Extension of polya's urn

Question

An urn contains r > 0 red balls and b > 0 black balls. A ball is drawn at random from the urn, its color noted and returned to the urn. Further, d > 0 additional balls of the same color are added to the urn. This process of drawing a ball and adding d balls of the same color is continued. Define Xi = 1 if at the i-th draw the color of the ball drawn is red, and 0 otherwise. Compute E($\sum_{i=1}^{\infty}{Xi}$).

My attempt so far is~

Define the events $\textit{$R_n:=$"$n$-th ball drawn is red"}$ and $\textit{$B_n:=$"$n$-th ball drawn is black"}$. Then \begin{align*} \mathsf{P}(B_2)&=\mathsf{P}(B_2 \mid B_1) \mathsf{P}(B_1)+\mathsf{P}(B_2 \mid R_1) \mathsf{P}(R_1) \\ &= \frac{b+d}{r+b+d}\frac{b}{r+b}+\frac{b}{r+b+d}\frac{r}{r+b}=\frac{b}{r+b} \end{align*} and in general $\mathsf{P}(B_n)=\frac{b}{r+b}$.

Similarly for red ball,

$\mathsf{P}(R_n)=\frac{r}{r+b}$.

How do I find the expectation?

Answer 1

Maybe I'm misunderstanding the question but I fail to see why that expectation doesn't just blow up to infinity.

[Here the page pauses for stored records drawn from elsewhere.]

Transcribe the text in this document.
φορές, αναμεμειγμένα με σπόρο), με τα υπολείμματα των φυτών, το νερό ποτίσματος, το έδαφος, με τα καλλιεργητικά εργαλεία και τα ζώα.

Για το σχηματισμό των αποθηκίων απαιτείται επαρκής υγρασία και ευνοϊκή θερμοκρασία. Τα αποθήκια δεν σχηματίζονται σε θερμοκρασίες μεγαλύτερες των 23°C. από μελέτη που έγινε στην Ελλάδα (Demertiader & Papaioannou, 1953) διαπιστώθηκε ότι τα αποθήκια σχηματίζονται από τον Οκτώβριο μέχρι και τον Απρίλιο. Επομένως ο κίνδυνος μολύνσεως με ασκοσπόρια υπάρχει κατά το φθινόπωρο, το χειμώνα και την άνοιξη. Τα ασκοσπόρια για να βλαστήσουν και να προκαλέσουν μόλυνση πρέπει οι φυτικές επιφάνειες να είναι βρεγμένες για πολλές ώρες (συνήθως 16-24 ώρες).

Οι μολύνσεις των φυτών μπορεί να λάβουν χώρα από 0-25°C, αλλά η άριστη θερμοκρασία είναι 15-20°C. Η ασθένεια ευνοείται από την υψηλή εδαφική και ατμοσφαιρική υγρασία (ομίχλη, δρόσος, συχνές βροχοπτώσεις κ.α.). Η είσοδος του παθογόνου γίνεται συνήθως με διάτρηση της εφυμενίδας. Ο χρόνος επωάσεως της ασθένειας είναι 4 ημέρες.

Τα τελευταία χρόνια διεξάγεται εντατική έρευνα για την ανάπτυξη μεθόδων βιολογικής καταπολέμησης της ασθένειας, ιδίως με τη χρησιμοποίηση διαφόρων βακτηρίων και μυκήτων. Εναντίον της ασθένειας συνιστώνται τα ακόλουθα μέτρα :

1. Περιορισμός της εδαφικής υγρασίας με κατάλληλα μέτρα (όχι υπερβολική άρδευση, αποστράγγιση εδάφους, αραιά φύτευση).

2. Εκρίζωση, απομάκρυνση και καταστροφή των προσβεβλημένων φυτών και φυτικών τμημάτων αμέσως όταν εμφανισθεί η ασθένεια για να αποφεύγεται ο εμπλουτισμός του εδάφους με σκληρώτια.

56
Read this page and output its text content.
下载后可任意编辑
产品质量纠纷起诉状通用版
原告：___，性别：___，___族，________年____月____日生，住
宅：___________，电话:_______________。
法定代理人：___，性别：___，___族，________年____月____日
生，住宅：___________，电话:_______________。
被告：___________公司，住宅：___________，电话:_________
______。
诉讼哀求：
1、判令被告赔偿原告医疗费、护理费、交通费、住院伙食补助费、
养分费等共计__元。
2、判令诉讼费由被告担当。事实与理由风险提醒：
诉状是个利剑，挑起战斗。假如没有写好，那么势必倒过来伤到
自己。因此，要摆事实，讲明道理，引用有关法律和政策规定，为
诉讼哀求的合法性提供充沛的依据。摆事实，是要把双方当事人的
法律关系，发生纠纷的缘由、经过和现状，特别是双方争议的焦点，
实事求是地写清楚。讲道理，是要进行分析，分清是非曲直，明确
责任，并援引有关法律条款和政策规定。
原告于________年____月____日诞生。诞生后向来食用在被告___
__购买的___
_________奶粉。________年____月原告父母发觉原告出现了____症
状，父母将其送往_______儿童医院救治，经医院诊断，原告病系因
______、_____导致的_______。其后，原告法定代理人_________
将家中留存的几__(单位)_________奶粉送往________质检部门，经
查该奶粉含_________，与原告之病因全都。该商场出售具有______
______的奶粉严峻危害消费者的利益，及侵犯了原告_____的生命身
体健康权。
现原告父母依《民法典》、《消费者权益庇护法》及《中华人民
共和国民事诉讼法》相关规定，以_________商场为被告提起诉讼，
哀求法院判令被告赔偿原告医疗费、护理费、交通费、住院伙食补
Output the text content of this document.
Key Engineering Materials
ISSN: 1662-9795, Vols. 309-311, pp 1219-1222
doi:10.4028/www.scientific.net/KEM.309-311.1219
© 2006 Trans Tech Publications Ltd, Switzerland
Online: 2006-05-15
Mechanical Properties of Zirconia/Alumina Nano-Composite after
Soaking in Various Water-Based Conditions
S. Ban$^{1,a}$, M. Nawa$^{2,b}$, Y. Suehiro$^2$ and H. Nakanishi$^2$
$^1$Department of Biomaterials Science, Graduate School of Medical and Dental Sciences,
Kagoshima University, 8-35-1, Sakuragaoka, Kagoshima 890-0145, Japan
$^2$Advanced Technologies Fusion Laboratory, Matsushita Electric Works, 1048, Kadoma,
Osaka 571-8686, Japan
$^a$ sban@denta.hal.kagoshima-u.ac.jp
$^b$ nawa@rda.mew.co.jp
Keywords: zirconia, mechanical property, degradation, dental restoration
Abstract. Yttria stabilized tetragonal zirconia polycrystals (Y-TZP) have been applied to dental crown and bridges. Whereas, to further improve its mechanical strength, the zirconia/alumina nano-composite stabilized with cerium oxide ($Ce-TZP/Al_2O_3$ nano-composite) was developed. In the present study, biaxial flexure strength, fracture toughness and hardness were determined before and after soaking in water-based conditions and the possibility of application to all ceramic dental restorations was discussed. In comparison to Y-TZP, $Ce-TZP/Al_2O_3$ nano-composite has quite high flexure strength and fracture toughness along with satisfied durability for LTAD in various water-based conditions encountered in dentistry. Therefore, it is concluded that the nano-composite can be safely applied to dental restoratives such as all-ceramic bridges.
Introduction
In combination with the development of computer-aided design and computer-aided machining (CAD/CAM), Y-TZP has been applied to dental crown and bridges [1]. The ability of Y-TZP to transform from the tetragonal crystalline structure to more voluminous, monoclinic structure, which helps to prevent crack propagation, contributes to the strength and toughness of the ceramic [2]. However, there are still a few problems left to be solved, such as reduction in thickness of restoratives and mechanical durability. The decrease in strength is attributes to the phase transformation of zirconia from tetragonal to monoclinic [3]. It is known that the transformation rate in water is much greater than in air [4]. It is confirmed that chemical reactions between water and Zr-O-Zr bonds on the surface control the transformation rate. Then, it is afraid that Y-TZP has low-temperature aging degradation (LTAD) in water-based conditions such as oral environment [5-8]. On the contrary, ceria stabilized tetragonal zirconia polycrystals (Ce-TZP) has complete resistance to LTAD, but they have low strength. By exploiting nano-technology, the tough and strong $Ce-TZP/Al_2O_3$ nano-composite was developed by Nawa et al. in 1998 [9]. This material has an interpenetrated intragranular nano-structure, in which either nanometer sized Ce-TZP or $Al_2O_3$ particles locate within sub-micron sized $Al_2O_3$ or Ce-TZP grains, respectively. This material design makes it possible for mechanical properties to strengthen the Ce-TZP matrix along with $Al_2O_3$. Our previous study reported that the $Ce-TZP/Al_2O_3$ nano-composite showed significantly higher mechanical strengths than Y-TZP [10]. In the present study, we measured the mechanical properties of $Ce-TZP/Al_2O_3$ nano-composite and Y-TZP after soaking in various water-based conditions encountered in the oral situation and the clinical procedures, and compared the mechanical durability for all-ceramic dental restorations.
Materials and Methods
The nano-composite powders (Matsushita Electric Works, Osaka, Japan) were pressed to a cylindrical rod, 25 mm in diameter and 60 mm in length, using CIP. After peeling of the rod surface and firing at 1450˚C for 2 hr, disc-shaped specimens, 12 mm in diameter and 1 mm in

Intuitively it is essentially just counting the number of times you draw red, given you have an infinite number of draws. And the only way this kind of infinite sum converges is if it is a geometric sequence inside some radius of convergence. But you have shown the probability is constant for all $n$, so no geometric sequence exists.

The only other solution is trivially when $ r = 0$. I could be missing something though because I do imagine if $d$ is incredibly large, intuitively it might converge. But your probability $B_{n}$ shows otherwise.